08.03.2019
“08.03.2019” is part of the collection Poems of Witness and Possibility: Inside Zones of Conflict. Read the introduction to the collection here.
Check post breaks reverie
of a lulling, serpentine journey
entwined with tea hills.
An armed guard’s voice
asks for identification—
I freeze.
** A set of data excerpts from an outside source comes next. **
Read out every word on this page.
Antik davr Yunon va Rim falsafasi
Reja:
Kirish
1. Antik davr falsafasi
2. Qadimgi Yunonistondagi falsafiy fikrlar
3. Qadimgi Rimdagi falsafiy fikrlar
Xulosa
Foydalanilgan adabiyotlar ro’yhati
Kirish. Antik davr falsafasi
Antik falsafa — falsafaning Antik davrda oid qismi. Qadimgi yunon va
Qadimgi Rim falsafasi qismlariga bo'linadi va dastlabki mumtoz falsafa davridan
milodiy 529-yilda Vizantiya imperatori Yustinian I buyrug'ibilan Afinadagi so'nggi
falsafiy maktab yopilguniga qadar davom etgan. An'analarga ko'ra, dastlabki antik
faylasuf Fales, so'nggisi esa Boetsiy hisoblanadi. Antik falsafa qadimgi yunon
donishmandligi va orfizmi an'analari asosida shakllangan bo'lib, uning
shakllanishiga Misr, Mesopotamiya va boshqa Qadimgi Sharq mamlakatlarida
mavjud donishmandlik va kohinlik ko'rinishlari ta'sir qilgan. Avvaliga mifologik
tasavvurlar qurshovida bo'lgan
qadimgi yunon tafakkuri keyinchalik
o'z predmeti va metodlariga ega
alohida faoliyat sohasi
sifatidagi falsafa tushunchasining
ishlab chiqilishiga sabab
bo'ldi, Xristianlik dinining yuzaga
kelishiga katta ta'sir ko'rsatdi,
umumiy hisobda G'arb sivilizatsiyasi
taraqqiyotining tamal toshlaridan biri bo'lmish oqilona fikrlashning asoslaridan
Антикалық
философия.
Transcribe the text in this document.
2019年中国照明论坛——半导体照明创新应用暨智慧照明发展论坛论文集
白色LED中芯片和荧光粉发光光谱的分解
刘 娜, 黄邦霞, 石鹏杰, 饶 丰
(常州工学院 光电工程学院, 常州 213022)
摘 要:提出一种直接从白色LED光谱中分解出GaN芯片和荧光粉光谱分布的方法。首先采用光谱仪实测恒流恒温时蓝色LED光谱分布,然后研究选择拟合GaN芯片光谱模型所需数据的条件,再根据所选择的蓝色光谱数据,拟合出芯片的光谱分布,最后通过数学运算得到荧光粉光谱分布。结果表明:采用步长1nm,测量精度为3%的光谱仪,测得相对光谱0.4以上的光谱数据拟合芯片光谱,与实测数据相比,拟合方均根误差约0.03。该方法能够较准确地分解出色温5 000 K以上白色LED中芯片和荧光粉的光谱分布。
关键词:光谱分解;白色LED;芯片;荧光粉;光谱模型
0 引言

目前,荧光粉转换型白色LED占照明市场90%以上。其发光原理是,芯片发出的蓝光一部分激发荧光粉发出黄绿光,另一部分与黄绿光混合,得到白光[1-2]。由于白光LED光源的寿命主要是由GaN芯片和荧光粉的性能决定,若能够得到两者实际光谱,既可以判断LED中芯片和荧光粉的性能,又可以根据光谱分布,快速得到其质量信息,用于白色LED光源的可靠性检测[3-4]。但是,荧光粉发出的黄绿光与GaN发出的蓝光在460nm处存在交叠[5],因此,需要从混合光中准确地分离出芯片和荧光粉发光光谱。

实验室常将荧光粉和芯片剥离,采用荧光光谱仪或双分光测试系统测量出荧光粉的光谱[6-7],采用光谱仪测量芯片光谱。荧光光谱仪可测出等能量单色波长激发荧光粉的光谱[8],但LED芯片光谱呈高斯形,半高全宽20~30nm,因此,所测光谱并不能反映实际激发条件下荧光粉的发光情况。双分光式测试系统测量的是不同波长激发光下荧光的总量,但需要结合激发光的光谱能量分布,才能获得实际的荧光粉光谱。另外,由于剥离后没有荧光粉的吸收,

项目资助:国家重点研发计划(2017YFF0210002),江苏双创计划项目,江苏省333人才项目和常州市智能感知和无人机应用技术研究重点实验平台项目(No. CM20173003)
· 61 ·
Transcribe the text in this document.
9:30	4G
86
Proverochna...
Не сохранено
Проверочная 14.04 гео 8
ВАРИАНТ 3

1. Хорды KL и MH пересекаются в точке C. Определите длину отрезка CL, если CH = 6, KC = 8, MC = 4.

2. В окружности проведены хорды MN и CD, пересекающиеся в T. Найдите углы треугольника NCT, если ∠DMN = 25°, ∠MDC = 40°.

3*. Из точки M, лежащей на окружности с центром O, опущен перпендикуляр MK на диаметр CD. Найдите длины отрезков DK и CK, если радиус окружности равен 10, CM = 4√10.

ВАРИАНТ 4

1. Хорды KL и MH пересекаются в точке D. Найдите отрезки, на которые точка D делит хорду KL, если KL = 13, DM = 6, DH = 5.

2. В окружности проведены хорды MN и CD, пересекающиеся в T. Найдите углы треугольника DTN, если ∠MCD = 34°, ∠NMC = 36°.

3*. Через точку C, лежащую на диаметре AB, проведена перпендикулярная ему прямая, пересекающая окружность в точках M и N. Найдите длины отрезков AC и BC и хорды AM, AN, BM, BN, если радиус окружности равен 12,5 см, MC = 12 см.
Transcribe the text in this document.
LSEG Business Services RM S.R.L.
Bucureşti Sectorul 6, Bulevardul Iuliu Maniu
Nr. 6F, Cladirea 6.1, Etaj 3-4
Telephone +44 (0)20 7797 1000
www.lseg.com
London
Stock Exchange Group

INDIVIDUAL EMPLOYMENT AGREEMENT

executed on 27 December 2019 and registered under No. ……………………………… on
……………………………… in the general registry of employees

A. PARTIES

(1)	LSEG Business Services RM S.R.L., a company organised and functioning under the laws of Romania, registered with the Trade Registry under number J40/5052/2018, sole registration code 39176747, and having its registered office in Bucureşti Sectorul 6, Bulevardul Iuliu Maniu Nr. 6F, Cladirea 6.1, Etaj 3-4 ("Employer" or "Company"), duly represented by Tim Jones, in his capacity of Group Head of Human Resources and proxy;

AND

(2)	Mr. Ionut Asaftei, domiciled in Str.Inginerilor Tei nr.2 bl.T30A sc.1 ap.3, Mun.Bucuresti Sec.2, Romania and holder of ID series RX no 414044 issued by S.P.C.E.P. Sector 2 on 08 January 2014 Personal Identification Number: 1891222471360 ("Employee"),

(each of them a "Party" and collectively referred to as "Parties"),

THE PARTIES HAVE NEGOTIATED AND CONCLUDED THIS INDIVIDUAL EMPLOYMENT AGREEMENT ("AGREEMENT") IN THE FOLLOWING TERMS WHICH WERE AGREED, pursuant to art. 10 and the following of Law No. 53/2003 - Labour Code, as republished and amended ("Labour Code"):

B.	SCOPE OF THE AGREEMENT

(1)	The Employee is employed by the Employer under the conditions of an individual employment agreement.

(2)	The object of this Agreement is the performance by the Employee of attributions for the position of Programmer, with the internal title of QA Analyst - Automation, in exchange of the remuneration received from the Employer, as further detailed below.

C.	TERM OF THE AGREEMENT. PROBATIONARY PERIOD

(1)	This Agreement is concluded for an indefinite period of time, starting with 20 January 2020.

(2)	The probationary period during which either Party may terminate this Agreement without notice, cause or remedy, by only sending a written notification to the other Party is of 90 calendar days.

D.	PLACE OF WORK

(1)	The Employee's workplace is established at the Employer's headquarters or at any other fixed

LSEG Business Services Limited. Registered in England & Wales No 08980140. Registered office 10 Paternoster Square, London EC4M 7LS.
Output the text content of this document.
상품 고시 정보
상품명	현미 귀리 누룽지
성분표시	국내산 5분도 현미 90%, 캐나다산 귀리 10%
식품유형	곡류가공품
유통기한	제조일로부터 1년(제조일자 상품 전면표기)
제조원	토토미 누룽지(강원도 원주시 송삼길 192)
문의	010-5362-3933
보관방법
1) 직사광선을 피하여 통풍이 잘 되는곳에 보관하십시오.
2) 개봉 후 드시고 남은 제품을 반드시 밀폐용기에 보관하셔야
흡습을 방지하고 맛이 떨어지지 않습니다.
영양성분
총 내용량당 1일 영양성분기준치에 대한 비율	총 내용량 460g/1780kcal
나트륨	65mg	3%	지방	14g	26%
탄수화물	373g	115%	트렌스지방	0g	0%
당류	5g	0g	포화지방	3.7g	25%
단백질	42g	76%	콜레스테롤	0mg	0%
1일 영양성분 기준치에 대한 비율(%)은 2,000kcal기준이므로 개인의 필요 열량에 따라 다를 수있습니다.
I do not have any.
I have naively believed
that all tension
has been dissolved
like kithul jaggery in milk.
No ghosts swim in hot tea.
Peace is lotuses
set afloat on seafoam
always at risk
of drowning
in scattered uncertainty.
We are a motley crew:
aunty, uncle, and two young women.
The vermillion marks on our foreheads
dispel assumptions about our ancestry,
I draw stares as we stand next to aunty.
Head cocooned in a cream sari
she insists on taking us to the Sita temple
although she and uncle cannot enter.
When we return, she is eager to know
how the temple moves
to the sound of the river.
Uncle stares quietly
out of the car window.
At the post,
the guard’s eyes bore into aunty’s ID.
Her piece of paper absorbs
suspicion gracefully.
When he walks over to me,
Not Sri Lankan, aunty explains.
I fumble and hold up
an expired university card,
the only plastic explanation
of my existence here.
Silence fuses with the afternoon.
The check post finally opens
its bladed lips, we pass.
Maybe we look like terrorists,
aunty says with a soft laugh.
Her words settle on swirls of mist
I try to catch between my fingertips—
my only souvenir from our trip.
Nobody sleeps for the rest of the journey.